Several Ramadan TV dramas this year are tackling terrorism-related topics to expose the dangers and wiles of extremist groups.
The new dramas shed light on the recruitment process of these groups and expose the distortion of religious teachings that shape their ideology.
While providing watchable entertainment, these series seek to combat the spread of terrorism, said TV critic and Cairo University lecturer Mahmoud Dallal.
"The evidence of the success of these works is the threats received by some of the participants from terrorist groups in the past," he told Al-Mashareq.
Among this year's offerings is "Gharabib Sud" (Black Crows), a series which exposes the "Islamic State of Iraq and Syria" (ISIS) group's recruitment methods, including its targeting of children and women, and reveals the human cost of terrorism.
TV drama "Selfie" returns for a third season, Dallal said, noting that it enjoyed widespread success during its first two seasons due to its comedic take on terrorism.
"Others include 'Qasr al-Ushaq' (Palace of Lovers), which deals with the issue of children falling into ISIS’s recruitment trap," he said, adding that the second season of "Hadaeq al-Shaitan" (The Gardens of Satan) exposes terrorism financing and the escape of criminals to ISIS-controlled areas.
What sets this year's Ramadan dramas apart is the "seriousness and artistic commitment with which the work is presented", he said.
TV dramas expose ISIS
Ramadan programming used to mean exclusively family-oriented dramas, said Egyptian Broadcasting Corporation programme director Dalal Hamza.
"However, the situation changed after the emergence of ISIS, and the host of [Ramadan] TV series began to include some that deal with terrorism-related issues, and ISIS in particular," she told Al-Mashareq.
Now these series have become mainstays on the list of Ramadan series and have proven to be hugely popular with viewers, she said.
Terrorism-related series that attracted the most advertising in the past have generally been those that expose the truth about these groups and their ideology, she added.
"Such series represent an opportunity for [people] to learn about the shadowy [aspects] of ISIS and similar terrorist groups," she said.
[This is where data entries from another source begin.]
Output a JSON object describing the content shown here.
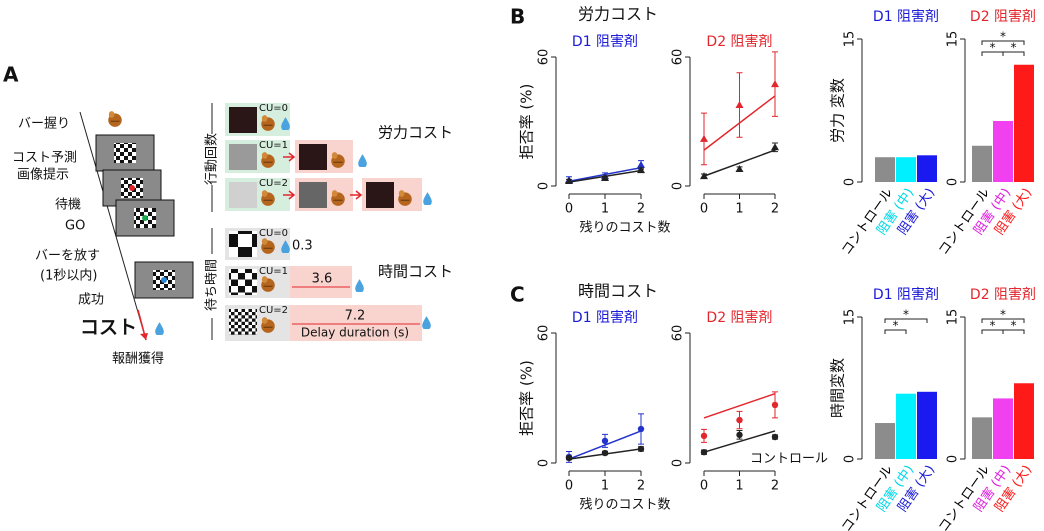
{
  "panel_labels": [
    "A",
    "B",
    "C"
  ],
  "section_titles": [
    "労力コスト",
    "時間コスト"
  ],
  "panel_a": {
    "steps": [
      "バー握り",
      "コスト予測",
      "画像提示",
      "待機",
      "GO",
      "バーを放す",
      "(1秒以内)",
      "成功"
    ],
    "cost": "コスト",
    "reward": "報酬獲得",
    "cu_labels": [
      "CU=0",
      "CU=1",
      "CU=2",
      "CU=0",
      "CU=1",
      "CU=2"
    ],
    "effort_axis": "行動回数",
    "delay_axis": "待ち時間",
    "effort_title": "労力コスト",
    "delay_title": "時間コスト",
    "delays": [
      0.3,
      3.6,
      7.2
    ],
    "delay_axis_label": "Delay duration (s)"
  },
  "chart_data": [
    {
      "type": "line",
      "title": "D1 阻害剤",
      "title_color": "#1a1ad8",
      "ylabel": "拒否率 (%)",
      "xlabel": "残りのコスト数",
      "marker": "triangle",
      "x": [
        0,
        1,
        2
      ],
      "xlim": [
        0,
        2
      ],
      "xticks": [
        0,
        1,
        2
      ],
      "ylim": [
        0,
        60
      ],
      "yticks": [
        0,
        60
      ],
      "series": [
        {
          "color": "#2233cc",
          "values": [
            2.8,
            4.6,
            9.8
          ],
          "errors": [
            1.5,
            1.5,
            2
          ],
          "fit": [
            2.2,
            8.5
          ]
        },
        {
          "color": "#222222",
          "values": [
            2.3,
            3.7,
            7.4
          ],
          "errors": [
            0.8,
            0.8,
            1
          ],
          "fit": [
            1.8,
            7.2
          ]
        }
      ]
    },
    {
      "type": "line",
      "title": "D2 阻害剤",
      "title_color": "#e3262c",
      "marker": "triangle",
      "x": [
        0,
        1,
        2
      ],
      "xlim": [
        0,
        2
      ],
      "xticks": [
        0,
        1,
        2
      ],
      "ylim": [
        0,
        60
      ],
      "yticks": [
        0,
        60
      ],
      "series": [
        {
          "color": "#e3262c",
          "values": [
            21.9,
            37.7,
            47.4
          ],
          "errors": [
            12,
            15,
            15
          ],
          "fit": [
            16.7,
            41.9
          ]
        },
        {
          "color": "#222222",
          "values": [
            4.6,
            7.9,
            18
          ],
          "errors": [
            1,
            1,
            2
          ],
          "fit": [
            4.6,
            16.7
          ]
        }
      ]
    },
    {
      "type": "bar",
      "title": "D1 阻害剤",
      "title_color": "#1a1ad8",
      "ylabel": "労力 変数",
      "categories": [
        "コントロール",
        "阻害 (中)",
        "阻害 (大)"
      ],
      "category_colors": [
        "#000000",
        "#00d8e8",
        "#1a1ad8"
      ],
      "values": [
        2.6,
        2.6,
        2.8
      ],
      "colors": [
        "#8c8c8c",
        "#00f0ff",
        "#1a1af0"
      ],
      "ylim": [
        0,
        15
      ],
      "yticks": [
        0,
        15
      ]
    },
    {
      "type": "bar",
      "title": "D2 阻害剤",
      "title_color": "#e3262c",
      "categories": [
        "コントロール",
        "阻害 (中)",
        "阻害 (大)"
      ],
      "category_colors": [
        "#000000",
        "#e020e0",
        "#ff1a1a"
      ],
      "values": [
        3.8,
        6.4,
        12.3
      ],
      "colors": [
        "#8c8c8c",
        "#f040f0",
        "#ff1a1a"
      ],
      "ylim": [
        0,
        15
      ],
      "yticks": [
        0,
        15
      ],
      "significance": [
        {
          "pair": [
            0,
            2
          ],
          "label": "*"
        },
        {
          "pair": [
            0,
            1
          ],
          "label": "*"
        },
        {
          "pair": [
            1,
            2
          ],
          "label": "*"
        }
      ]
    },
    {
      "type": "line",
      "title": "D1 阻害剤",
      "title_color": "#1a1ad8",
      "ylabel": "拒否率 (%)",
      "xlabel": "残りのコスト数",
      "marker": "circle",
      "x": [
        0,
        1,
        2
      ],
      "xlim": [
        0,
        2
      ],
      "xticks": [
        0,
        1,
        2
      ],
      "ylim": [
        0,
        60
      ],
      "yticks": [
        0,
        60
      ],
      "series": [
        {
          "color": "#2233cc",
          "values": [
            2.8,
            10.2,
            15.7
          ],
          "errors": [
            2.5,
            3,
            7
          ],
          "fit": [
            1.8,
            14.8
          ]
        },
        {
          "color": "#222222",
          "values": [
            2.3,
            4.6,
            6.5
          ],
          "errors": [
            0.8,
            0.8,
            1
          ],
          "fit": [
            1.8,
            6.5
          ]
        }
      ]
    },
    {
      "type": "line",
      "title": "D2 阻害剤",
      "title_color": "#e3262c",
      "marker": "circle",
      "annotation": "コントロール",
      "x": [
        0,
        1,
        2
      ],
      "xlim": [
        0,
        2
      ],
      "xticks": [
        0,
        1,
        2
      ],
      "ylim": [
        0,
        60
      ],
      "yticks": [
        0,
        60
      ],
      "series": [
        {
          "color": "#e3262c",
          "values": [
            12.5,
            19.8,
            26.8
          ],
          "errors": [
            3,
            4,
            6
          ],
          "fit": [
            20.8,
            32
          ]
        },
        {
          "color": "#222222",
          "values": [
            5,
            13,
            12
          ],
          "errors": [
            1,
            2,
            1
          ],
          "fit": [
            5,
            14.8
          ]
        }
      ]
    },
    {
      "type": "bar",
      "title": "D1 阻害剤",
      "title_color": "#1a1ad8",
      "ylabel": "時間変数",
      "categories": [
        "コントロール",
        "阻害 (中)",
        "阻害 (大)"
      ],
      "category_colors": [
        "#000000",
        "#00d8e8",
        "#1a1ad8"
      ],
      "values": [
        3.8,
        6.9,
        7.1
      ],
      "colors": [
        "#8c8c8c",
        "#00f0ff",
        "#1a1af0"
      ],
      "ylim": [
        0,
        15
      ],
      "yticks": [
        0,
        15
      ],
      "significance": [
        {
          "pair": [
            0,
            2
          ],
          "label": "*"
        },
        {
          "pair": [
            0,
            1
          ],
          "label": "*"
        }
      ]
    },
    {
      "type": "bar",
      "title": "D2 阻害剤",
      "title_color": "#e3262c",
      "categories": [
        "コントロール",
        "阻害 (中)",
        "阻害 (大)"
      ],
      "category_colors": [
        "#000000",
        "#e020e0",
        "#ff1a1a"
      ],
      "values": [
        4.4,
        6.4,
        8.0
      ],
      "colors": [
        "#8c8c8c",
        "#f040f0",
        "#ff1a1a"
      ],
      "ylim": [
        0,
        15
      ],
      "yticks": [
        0,
        15
      ],
      "significance": [
        {
          "pair": [
            0,
            2
          ],
          "label": "*"
        },
        {
          "pair": [
            0,
            1
          ],
          "label": "*"
        },
        {
          "pair": [
            1,
            2
          ],
          "label": "*"
        }
      ]
    }
  ]
}
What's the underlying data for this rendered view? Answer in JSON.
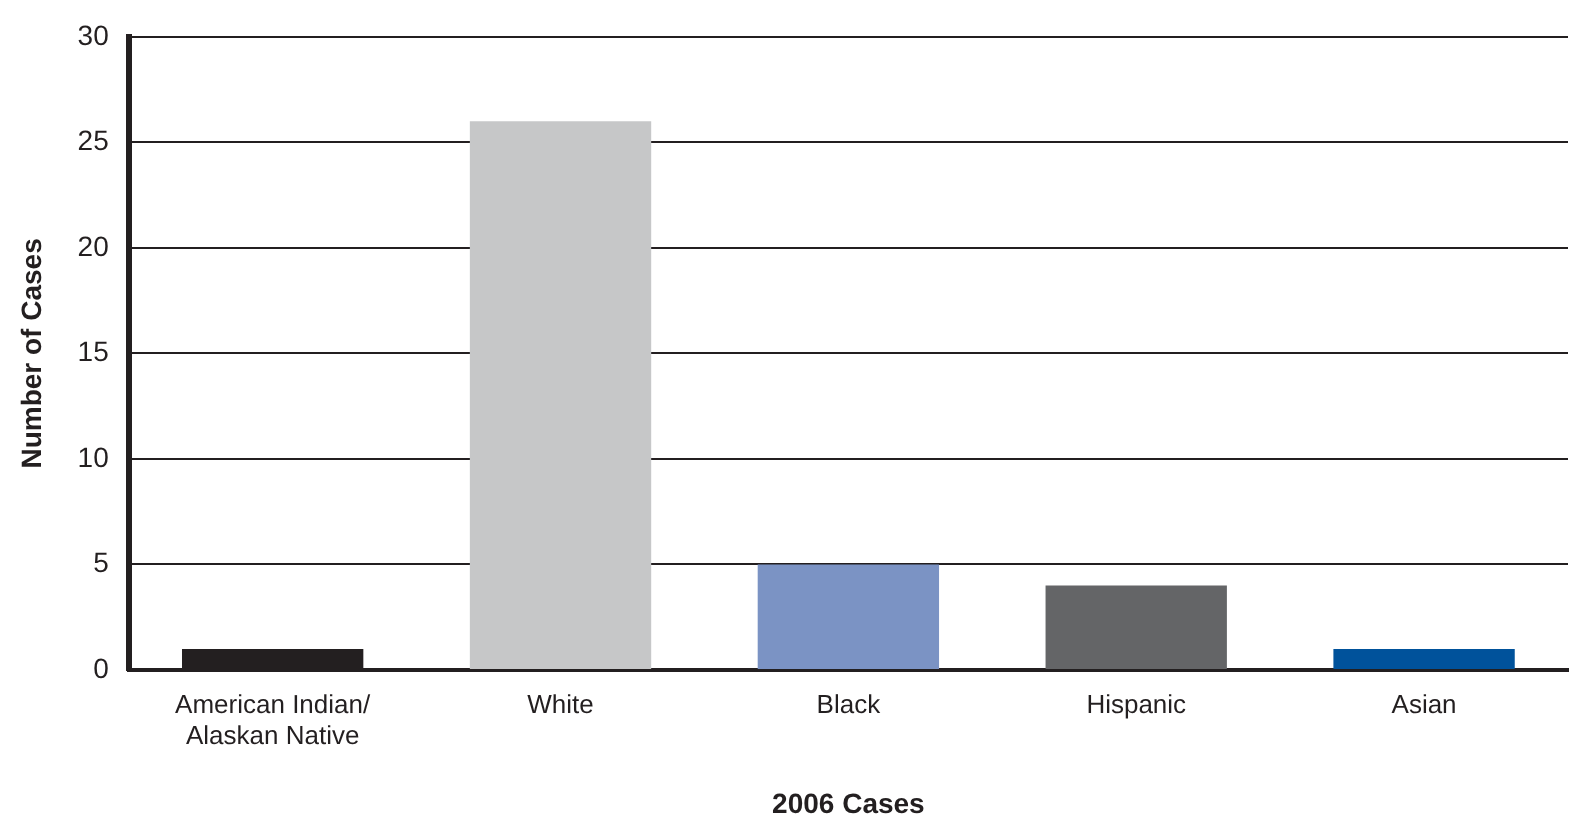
{
  "chart_data": {
    "type": "bar",
    "xlabel": "2006 Cases",
    "ylabel": "Number of Cases",
    "categories": [
      "American Indian/ Alaskan Native",
      "White",
      "Black",
      "Hispanic",
      "Asian"
    ],
    "values": [
      1,
      26,
      5,
      4,
      1
    ],
    "colors": [
      "#231f20",
      "#c6c7c8",
      "#7b93c4",
      "#646567",
      "#00529b"
    ],
    "ylim": [
      0,
      30
    ],
    "yticks": [
      0,
      5,
      10,
      15,
      20,
      25,
      30
    ],
    "grid": "y",
    "legend": false
  }
}
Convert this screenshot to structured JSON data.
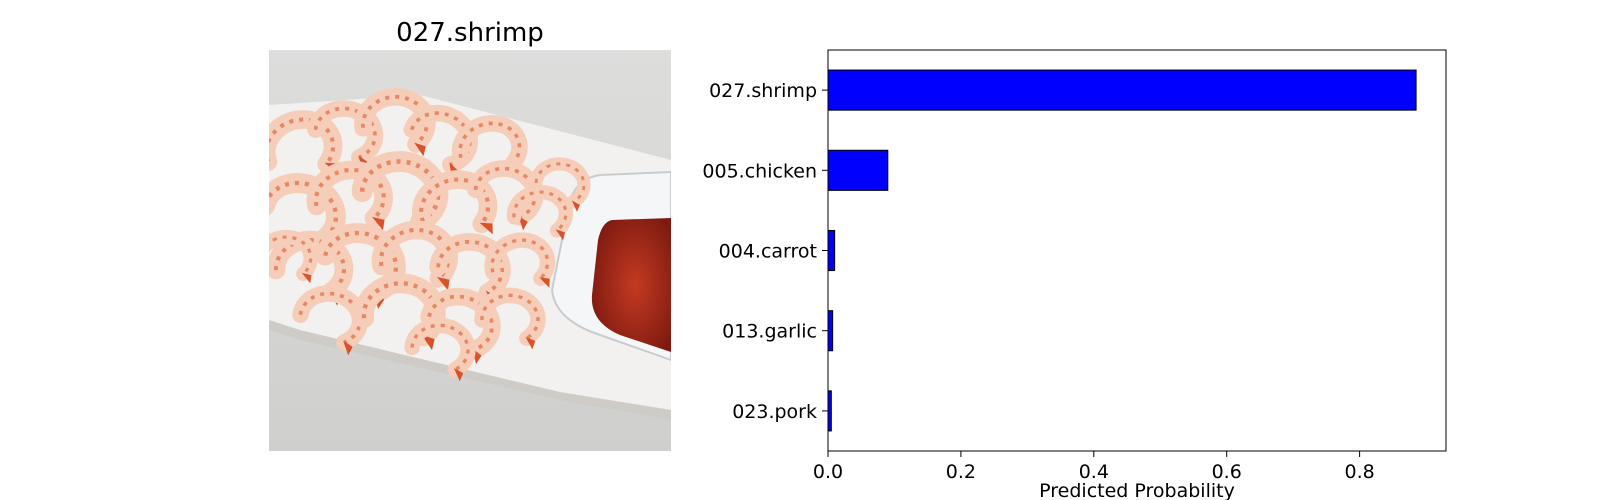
{
  "image_panel": {
    "title": "027.shrimp",
    "photo_subject": "shrimp-photo",
    "colors": {
      "background": "#d9d9d8",
      "plate": "#f2f1ef",
      "plate_shadow": "#cfccc8",
      "bowl": "#f5f6f7",
      "sauce": "#b02a1a",
      "sauce_dark": "#7e1a10",
      "shrimp_body": "#f6cdb8",
      "shrimp_stripe": "#e4764e",
      "shrimp_tail": "#d9532a"
    }
  },
  "chart_data": {
    "type": "bar",
    "orientation": "horizontal",
    "categories": [
      "027.shrimp",
      "005.chicken",
      "004.carrot",
      "013.garlic",
      "023.pork"
    ],
    "values": [
      0.885,
      0.09,
      0.01,
      0.007,
      0.005
    ],
    "xlabel": "Predicted Probability",
    "xlim": [
      0,
      0.93
    ],
    "xticks": [
      0.0,
      0.2,
      0.4,
      0.6,
      0.8
    ],
    "xtick_labels": [
      "0.0",
      "0.2",
      "0.4",
      "0.6",
      "0.8"
    ],
    "grid": false,
    "bar_color": "#0000ff",
    "bar_edge_color": "#000000"
  }
}
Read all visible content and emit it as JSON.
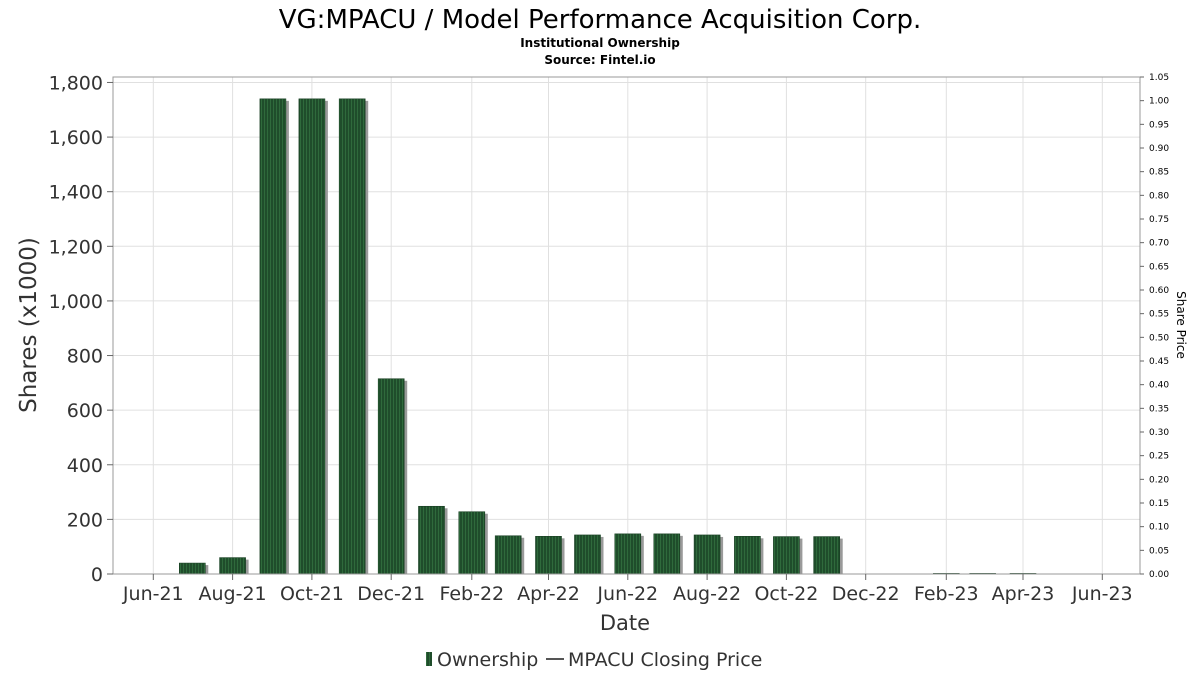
{
  "chart_data": {
    "type": "bar",
    "title": "VG:MPACU / Model Performance Acquisition Corp.",
    "subtitle": "Institutional Ownership",
    "source": "Source: Fintel.io",
    "xlabel": "Date",
    "ylabel": "Shares (x1000)",
    "y2label": "Share Price",
    "ylim": [
      0,
      1820
    ],
    "y2lim": [
      0,
      1.05
    ],
    "yticks": [
      0,
      200,
      400,
      600,
      800,
      1000,
      1200,
      1400,
      1600,
      1800
    ],
    "yticklabels": [
      "0",
      "200",
      "400",
      "600",
      "800",
      "1,000",
      "1,200",
      "1,400",
      "1,600",
      "1,800"
    ],
    "y2ticks": [
      "0.00",
      "0.05",
      "0.10",
      "0.15",
      "0.20",
      "0.25",
      "0.30",
      "0.35",
      "0.40",
      "0.45",
      "0.50",
      "0.55",
      "0.60",
      "0.65",
      "0.70",
      "0.75",
      "0.80",
      "0.85",
      "0.90",
      "0.95",
      "1.00",
      "1.05"
    ],
    "xlim": [
      "2021-05-01",
      "2023-06-30"
    ],
    "xticks": [
      {
        "date": "2021-06-01",
        "label": "Jun-21"
      },
      {
        "date": "2021-08-01",
        "label": "Aug-21"
      },
      {
        "date": "2021-10-01",
        "label": "Oct-21"
      },
      {
        "date": "2021-12-01",
        "label": "Dec-21"
      },
      {
        "date": "2022-02-01",
        "label": "Feb-22"
      },
      {
        "date": "2022-04-01",
        "label": "Apr-22"
      },
      {
        "date": "2022-06-01",
        "label": "Jun-22"
      },
      {
        "date": "2022-08-01",
        "label": "Aug-22"
      },
      {
        "date": "2022-10-01",
        "label": "Oct-22"
      },
      {
        "date": "2022-12-01",
        "label": "Dec-22"
      },
      {
        "date": "2023-02-01",
        "label": "Feb-23"
      },
      {
        "date": "2023-04-01",
        "label": "Apr-23"
      },
      {
        "date": "2023-06-01",
        "label": "Jun-23"
      }
    ],
    "grid": true,
    "legend_position": "bottom",
    "series": [
      {
        "name": "Ownership",
        "type": "bar",
        "axis": "left",
        "color": "#1f4d2b",
        "points": [
          {
            "date": "2021-07-01",
            "value": 40
          },
          {
            "date": "2021-08-01",
            "value": 60
          },
          {
            "date": "2021-09-01",
            "value": 1740
          },
          {
            "date": "2021-10-01",
            "value": 1740
          },
          {
            "date": "2021-11-01",
            "value": 1740
          },
          {
            "date": "2021-12-01",
            "value": 715
          },
          {
            "date": "2022-01-01",
            "value": 248
          },
          {
            "date": "2022-02-01",
            "value": 228
          },
          {
            "date": "2022-03-01",
            "value": 140
          },
          {
            "date": "2022-04-01",
            "value": 138
          },
          {
            "date": "2022-05-01",
            "value": 143
          },
          {
            "date": "2022-06-01",
            "value": 147
          },
          {
            "date": "2022-07-01",
            "value": 147
          },
          {
            "date": "2022-08-01",
            "value": 143
          },
          {
            "date": "2022-09-01",
            "value": 138
          },
          {
            "date": "2022-10-01",
            "value": 137
          },
          {
            "date": "2022-11-01",
            "value": 137
          },
          {
            "date": "2023-02-01",
            "value": 2
          },
          {
            "date": "2023-03-01",
            "value": 2
          },
          {
            "date": "2023-04-01",
            "value": 2
          }
        ]
      },
      {
        "name": "MPACU Closing Price",
        "type": "line",
        "axis": "right",
        "color": "#555555",
        "points": []
      }
    ]
  }
}
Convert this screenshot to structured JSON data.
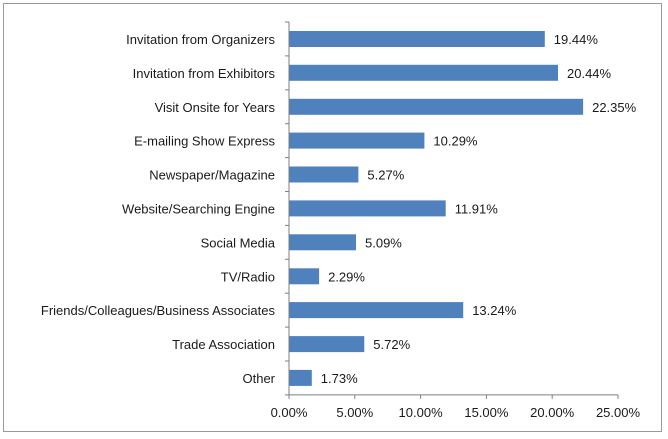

Viewer enthusiasm for this type of content is not surprising, as the shows focus on the personalities of the terrorists, the recruitment methods they use and the ideas they are trying to disseminate, she explained.
"Most of these series deal with the psychological aspect, or internal conflict between good and evil within those who fall into the recruitment trap," she said.
A foundation for discussion
Government employee and father of five Saad al-Bawab, 50, told Al-Mashareq that watching TV dramas during Ramadan is a longtime tradition he shares with his family.
"Watching these series has become a new and indispensable habit during the month of Ramadan, a time when the family gets together more than any other time during the year," he said.
"Since the rise of the spectre of extremism and its frightening spread, and particularly after the emergence of ISIS, I see these series as offering important content that my children must see," he added.
Watching shows on the recruitment methods and mind manipulation of terrorist groups in the name of religion is extremely important, al-Bawab said.
"[This] gives me a chance to hold discussions with my children to inoculate them against such ideas, using the examples embodied on the screen in front of them," he added.